Asheville youth are also responsible for a large part of MatchStrike’s planning and execution. Bryan Head, who graduated from Asheville High in 2013 and who represented Asheville on the 2013 and 2014 Brave New Voices (BNV) Team, is the event coordinator. Chase Woodson, who graduated in 2015 and was on the 2014 BNV team is managing the visual artists in the show. Both are poets who see this as a chance to empower fellow artists.
“As someone who is getting ready to go off to college and has never done something like this before, I’m leaps and bounds out of my comfort zone, which is an invaluable experience,” said Michelle Padron, a student intern for HomeWord. “Getting to facilitate a group of extremely talented people who happen to be my peers is a skill that is o applicable for what I want to do with my life and I’m extremely grateful for the experience.”
Along with showcasing their talents at the event, MatchStrike hopes to help artists create an audience for their work and establish themselves as professionals. Artists who participate in the event will each be setting a project goal. the Ticket price at the door includes a built-in donation, meaning half of the cost of admission will go directly to artists in the show.
Most artists in the show are already involved in multiple projects that cross into different forms of art.
“By presenting visual arts along with performing arts, young artists are also given the opportunity to see the diversity of arts in their community which leads to collaborations that can create new and exciting work,” said Gillian Maurer who will be a part of the gallery showing. “Personally, being able to be a part of both performing and visual arts has made me a stronger artist in all forms.”
HomeWord is a local youth spoken word organization that runs a monthly poetry slam series at North Carolina Stage and Theater Company in downtown Asheville along with free writing workshops. The organization selects and coaches the team of poets who represent Asheville at Brave New Voices, the international youth spoken word festival, each year. Along with creating safe spaces for young people to tell their individual stories, HomeWord is focused on helping young people become critical thinkers and speak to social justice issues. Three of the poets from the organization will feature in MatchStrike.

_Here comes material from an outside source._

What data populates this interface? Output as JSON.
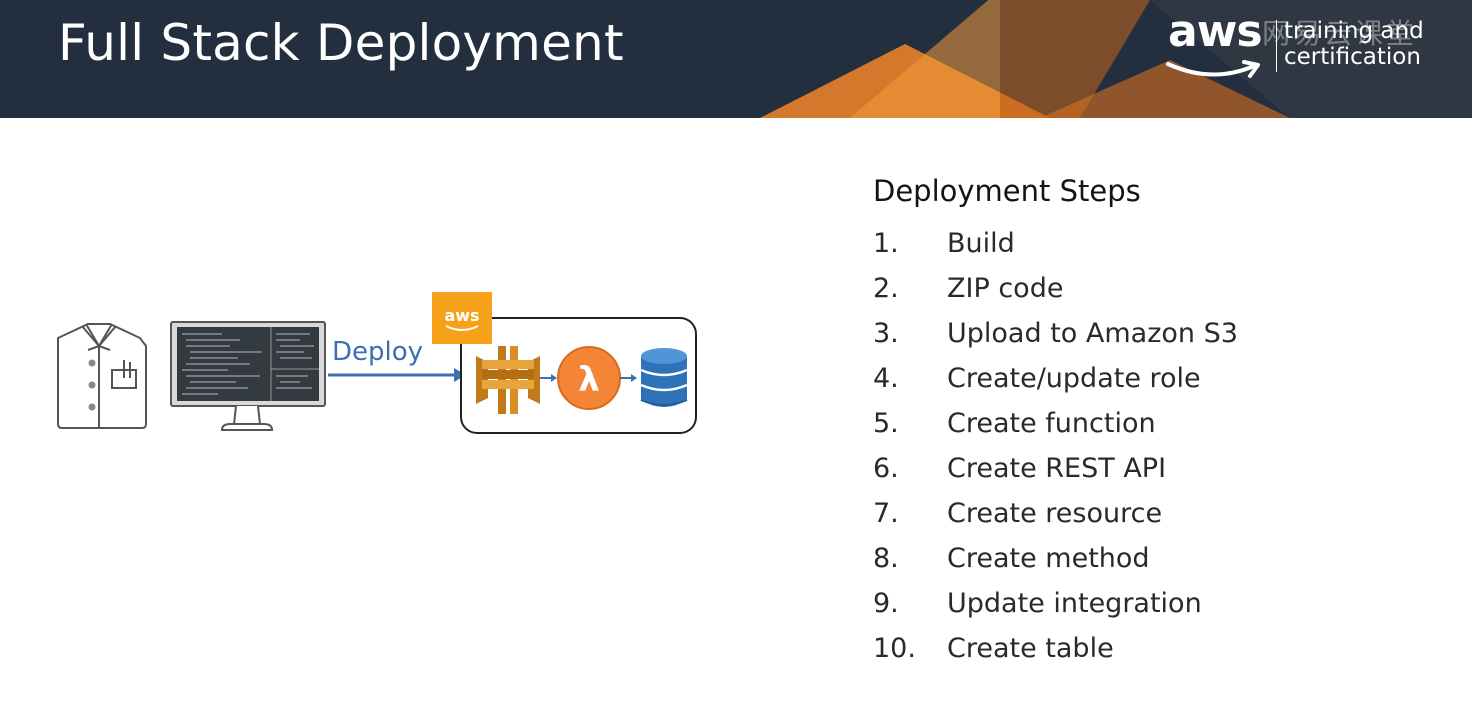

“Spoken word has allowed me to give voice to the issues closest to my heart and HomeWord means everything to me,” said Devin Jones who was on the 2015 BNV team and who will kick off the event. “The leaders and poets are like my second family and them make me comfortable with my work.”
LEAF Schools and Streets, which provides extensive arts education programming in the community, is partnering with HomeWord to put on the event. One of the acts to take the stage will be DJs from Burton Street Community Center’s ONEMic Studio as part of LEAF Schools and Street’s EMErgence: Electronic Music Experience program.
Several visual artists will be returning to the gallery from last year, including photographer Hannah Sommer and studio artists Ariel Lindeman and Riley Beveridge. They will be joined by Haun, Maurer, Leta Diethelm, Claire Oulette, and Maya Sophie Stansbury.
During the concert, Jones’ teammates Rebekkah LeBlue and Evan Dowty will perform accompanied by jazz musician Rob McCormac. The Asheville High A Capella group will take the stage, as will solo artist Nathaneal Jordan and the musical duo CHAD. The concert will culminate with performances from the hybrid band MJ Lemonade and the Lemonaders and singer/songwriter Indigo De Souza.
The Millroom has generously donated its space for the event.
Tickets are $5 for students and $10 for adults. They can be purchased at the door or through the HomeWord webpage prior to the show http://www.homewordavl.org/
The other half of sales from the door will pay for registration to send the 2016 Asheville team to compete in Brave New Voices in Washington, DC this summer.